Const-me | karma 5797 | avg karma 1.88 · 2024-04-08 13:13:23

> If there is a future with this idea, its gotta be just shipping the LLM with game right?

That might be a nice application for this library of mine: https://github.com/Const-me/Cgml/

That’s an open source Mistral ML model implementation which runs on GPUs (all of them, not just nVidia), takes 4.5GB on disk, uses under 6GB of VRAM, and optimized for interactive single-user use case. Probably fast enough for that application.

You wouldn’t want in-game dialogues with the original model though. Game developers would need to finetune, retrain and/or do something else with these weights and/or my implementation.

reply

michaelt | karma 31037 | avg karma 4.1 · 2024-04-08 14:35:29

I understand there are games using LLMs for NPC dialog, yes [1]

> If there is a future with this idea, its gotta be just shipping the LLM with game right?

Depends how high you can let your GPU requirements get :)

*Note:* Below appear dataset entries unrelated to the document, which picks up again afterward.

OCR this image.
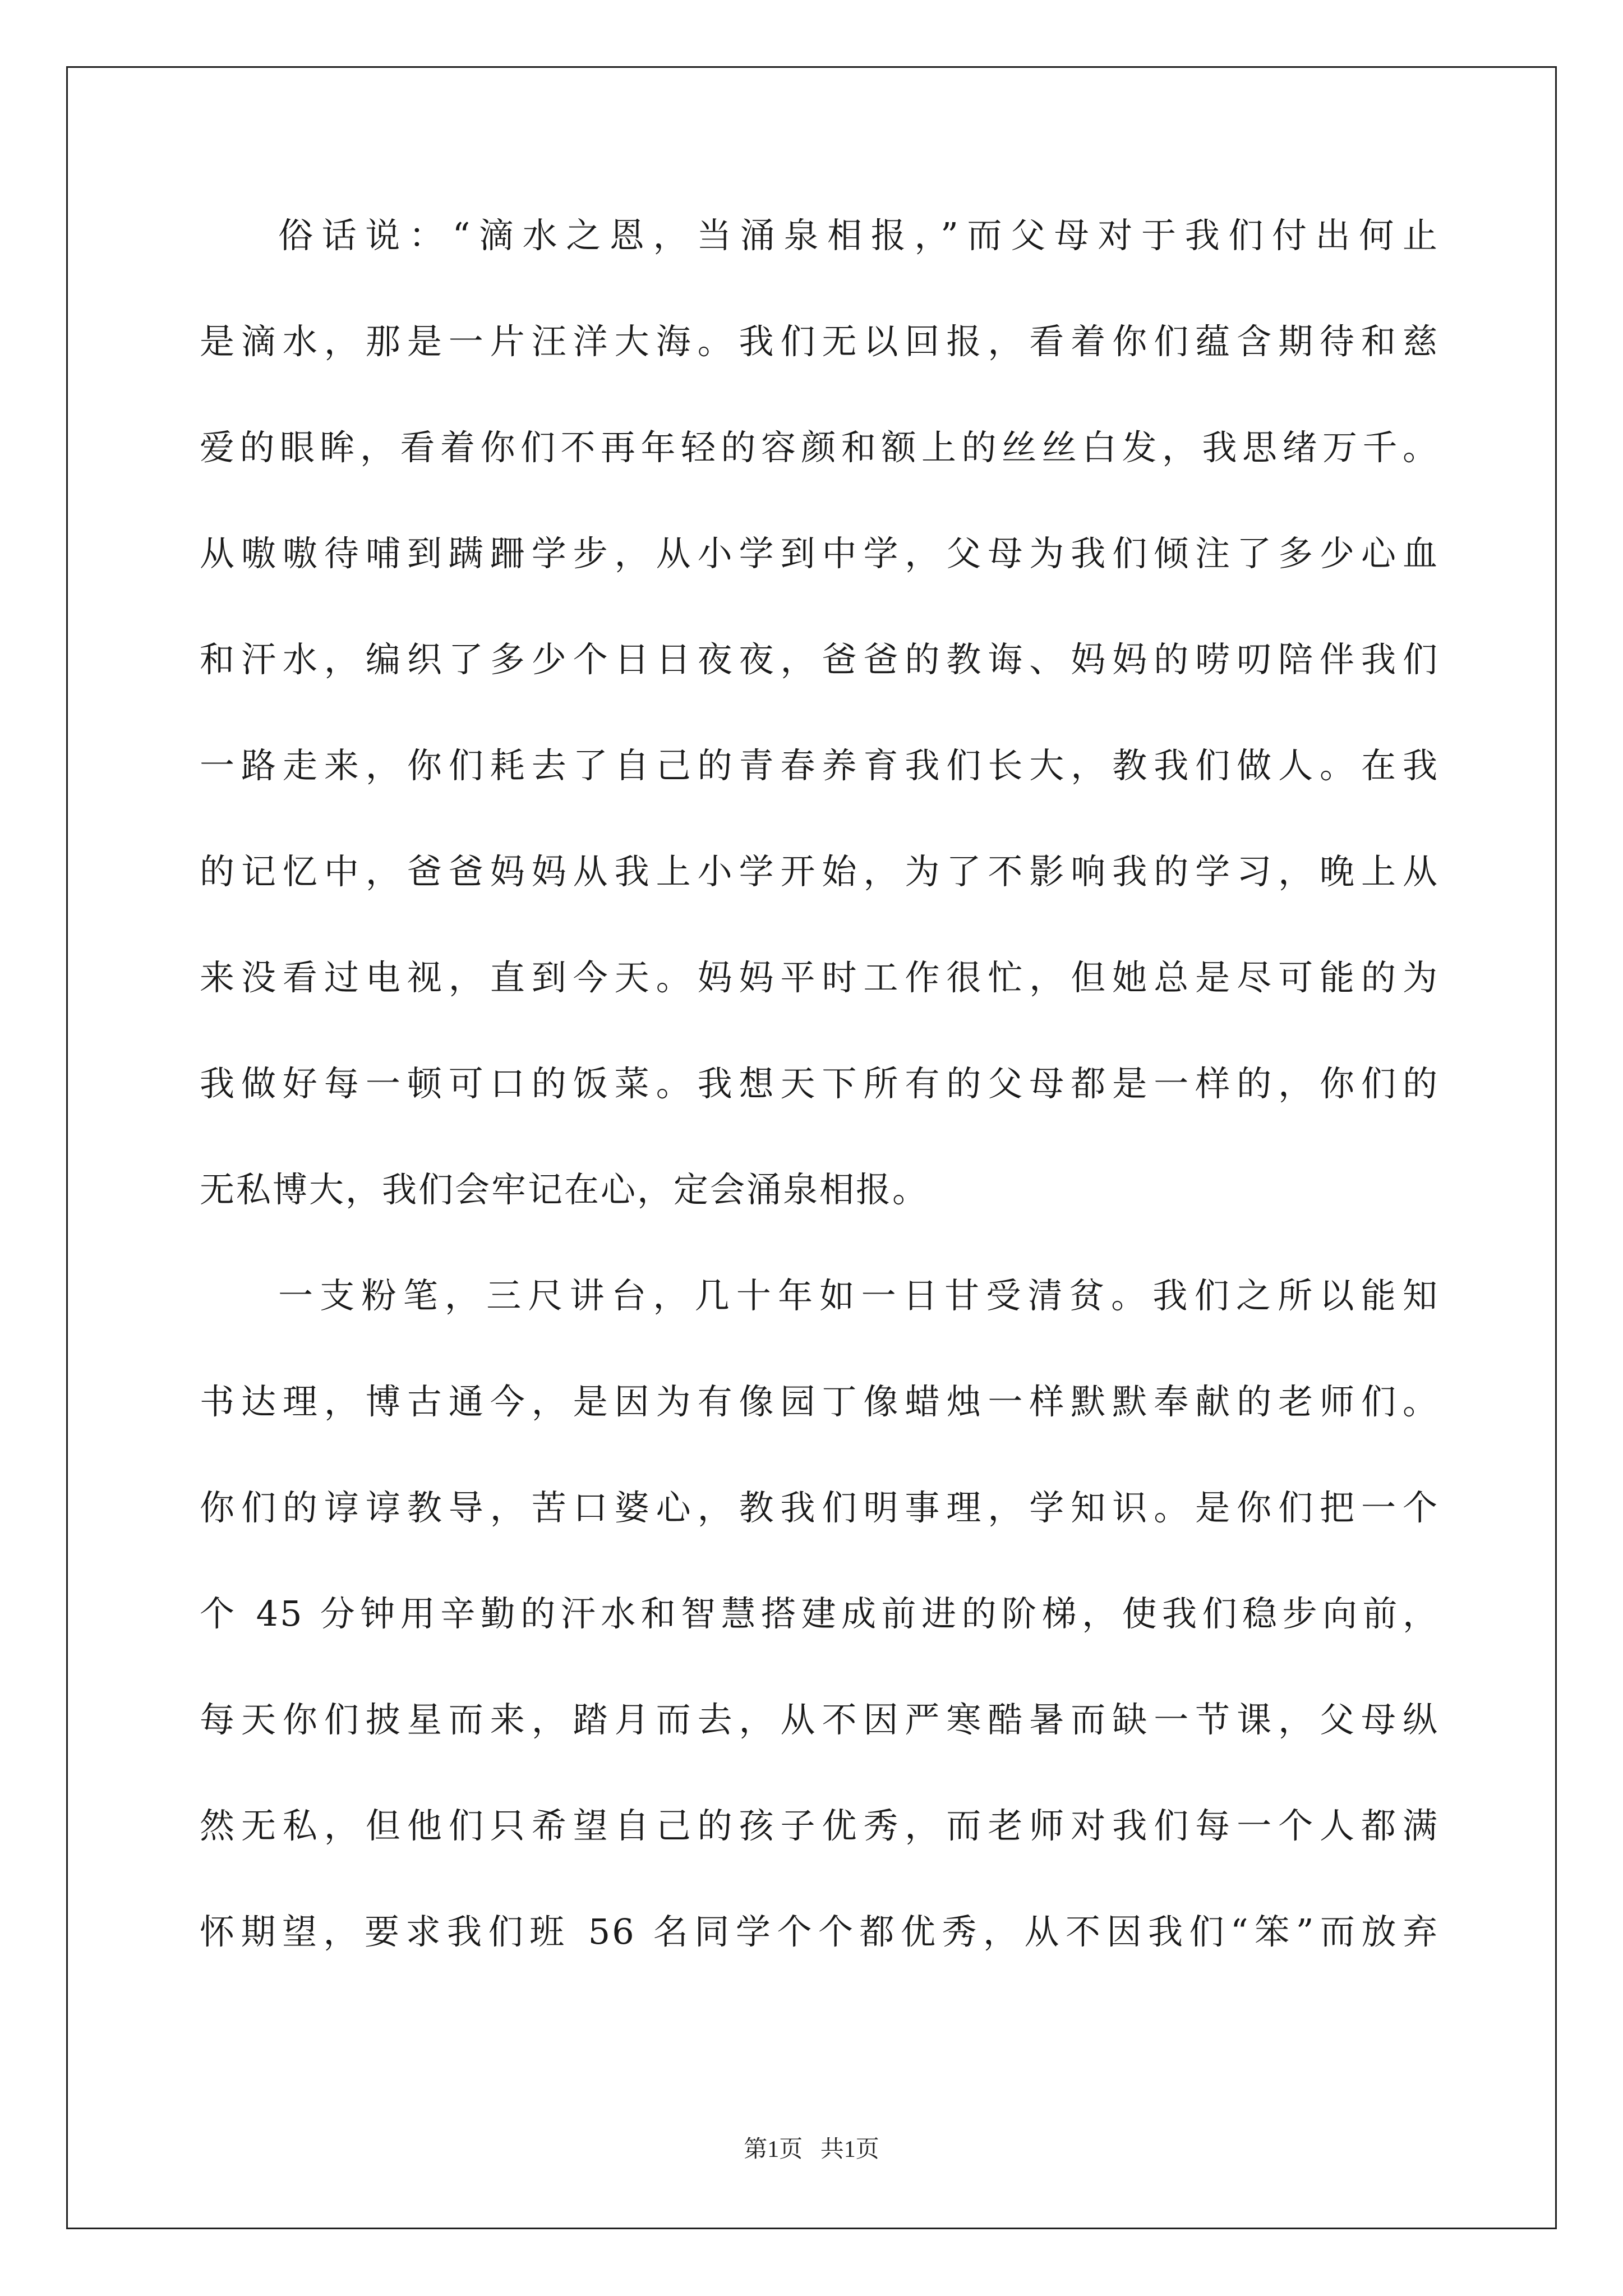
俗话说：“滴水之恩，当涌泉相报，”而父母对于我们付出何止
是滴水，那是一片汪洋大海。我们无以回报，看着你们蕴含期待和慈
爱的眼眸，看着你们不再年轻的容颜和额上的丝丝白发，我思绪万千。
从嗷嗷待哺到蹒跚学步，从小学到中学，父母为我们倾注了多少心血
和汗水，编织了多少个日日夜夜，爸爸的教诲、妈妈的唠叨陪伴我们
一路走来，你们耗去了自己的青春养育我们长大，教我们做人。在我
的记忆中，爸爸妈妈从我上小学开始，为了不影响我的学习，晚上从
来没看过电视，直到今天。妈妈平时工作很忙，但她总是尽可能的为
我做好每一顿可口的饭菜。我想天下所有的父母都是一样的，你们的
无私博大，我们会牢记在心，定会涌泉相报。
一支粉笔，三尺讲台，几十年如一日甘受清贫。我们之所以能知
书达理，博古通今，是因为有像园丁像蜡烛一样默默奉献的老师们。
你们的谆谆教导，苦口婆心，教我们明事理，学知识。是你们把一个
个 45 分钟用辛勤的汗水和智慧搭建成前进的阶梯，使我们稳步向前，
每天你们披星而来，踏月而去，从不因严寒酷暑而缺一节课，父母纵
然无私，但他们只希望自己的孩子优秀，而老师对我们每一个人都满
怀期望，要求我们班 56 名同学个个都优秀，从不因我们“笨”而放弃
第1页   共1页
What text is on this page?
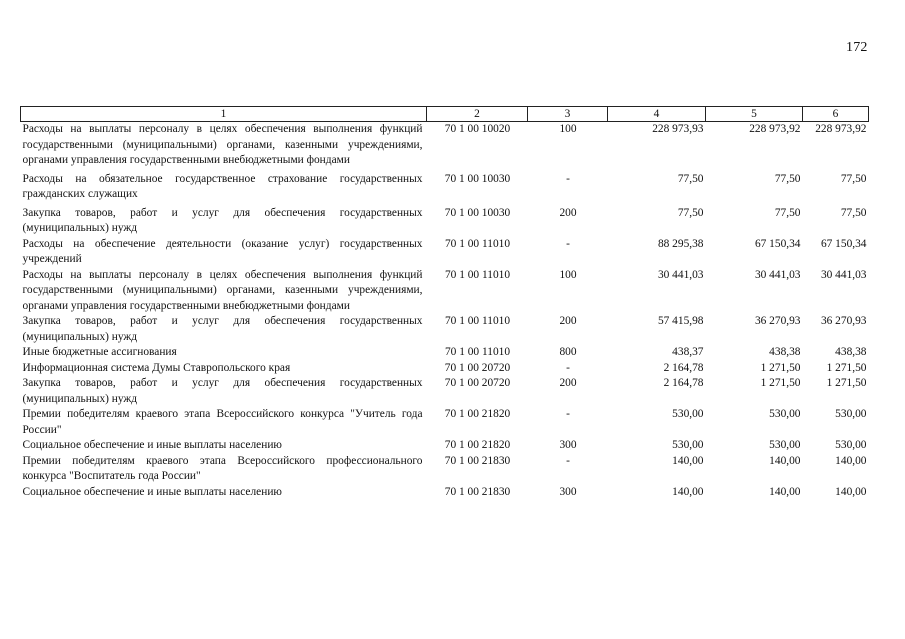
172
1	2	3	4	5	6
Расходы на выплаты персоналу в целях обеспечения выполнения функций государственными (муниципальными) органами, казенными учреждениями, органами управления государственными внебюджетными фондами	70 1 00 10020	100	228 973,93	228 973,92	228 973,92
Расходы на обязательное государственное страхование государственных гражданских служащих	70 1 00 10030	-	77,50	77,50	77,50
Закупка товаров, работ и услуг для обеспечения государственных (муниципальных) нужд	70 1 00 10030	200	77,50	77,50	77,50
Расходы на обеспечение деятельности (оказание услуг) государственных учреждений	70 1 00 11010	-	88 295,38	67 150,34	67 150,34
Расходы на выплаты персоналу в целях обеспечения выполнения функций государственными (муниципальными) органами, казенными учреждениями, органами управления государственными внебюджетными фондами	70 1 00 11010	100	30 441,03	30 441,03	30 441,03
Закупка товаров, работ и услуг для обеспечения государственных (муниципальных) нужд	70 1 00 11010	200	57 415,98	36 270,93	36 270,93
Иные бюджетные ассигнования	70 1 00 11010	800	438,37	438,38	438,38
Информационная система Думы Ставропольского края	70 1 00 20720	-	2 164,78	1 271,50	1 271,50
Закупка товаров, работ и услуг для обеспечения государственных (муниципальных) нужд	70 1 00 20720	200	2 164,78	1 271,50	1 271,50
Премии победителям краевого этапа Всероссийского конкурса "Учитель года России"	70 1 00 21820	-	530,00	530,00	530,00
Социальное обеспечение и иные выплаты населению	70 1 00 21820	300	530,00	530,00	530,00
Премии победителям краевого этапа Всероссийского профессионального конкурса "Воспитатель года России"	70 1 00 21830	-	140,00	140,00	140,00
Социальное обеспечение и иные выплаты населению	70 1 00 21830	300	140,00	140,00	140,00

[1] https://www.youtube.com/watch?v=Kw51fkRiKZU

reply

beepbooptheory | karma 1930 | avg karma 1.98 · 2024-04-08 14:46:32

FWIW to confused others, trying to extract something from that video, it looks like this game [1] is using this stuff. Based solely on the reviews and the game play videos (while definitely acknowledging its technically in development status), it kinda looks like long term profitability is the least of their concerns here...

EDIT: Watching the videos, I am more and more confused by why this is even desirable. The complexity of dialogue in a game, it seems, needs to match the complexity of the more general possibilities and actions you can undertake in the game itself. Without that, it all just feels like you are in a little chatbot sandbox within the game, even if the dialogue is perfectly "in character." It all seems to feel less immersive with the LLMs.

1. https://store.steampowered.com/app/2240920/Vaudeville/

reply

razodactyl | karma 333 | avg karma 1.08 · 2024-04-09 16:58:54

Absolutely on the mark with this comment. LLMs aren't magical end-goal technology. We have a while to go it seems before they've settled into all the use-cases and we've established what does and doesn't work.

sdwr | karma 1719 | avg karma 1.81 · 2024-04-09 18:19:45

It would probably look like an InfiniteCraft-style model, where conversation possibilities are saved, and new dialogue (edge nodes) is computed as needed.

Small, bounded conversations, with problematic lines trimmed over time, striking a balance between possibility and self-contradiction.

I could see it working really well in a Mass Effect-type game.

reply

verdverm | karma 6501 | avg karma 0.84 · 2024-04-08 09:31:55

Google won search in large part because of their latency. I stopped using local models because of latency. I switched from OpenAI to VertexAI because of latency (and availability)

robrenaud | karma 2293 | avg karma 4.44 · 2024-04-08 05:46:17

Model quality matters a ton too. They aren't serving OpenAI or Anthropic models, which are state of the art.

verdverm | karma 6501 | avg karma 0.84 · 2024-04-08 09:33:57

Research suggest most answers and use cases do not require the largest, most sophisticated models. When you start building more complex systems, the overall time increases from chaining and you can pick different models for different points

cyanydeez | karma 1718 | avg karma 0.75 · 2024-04-08 20:06:12

What is the killer app product of a LLM Play ATM that's not a lossleader?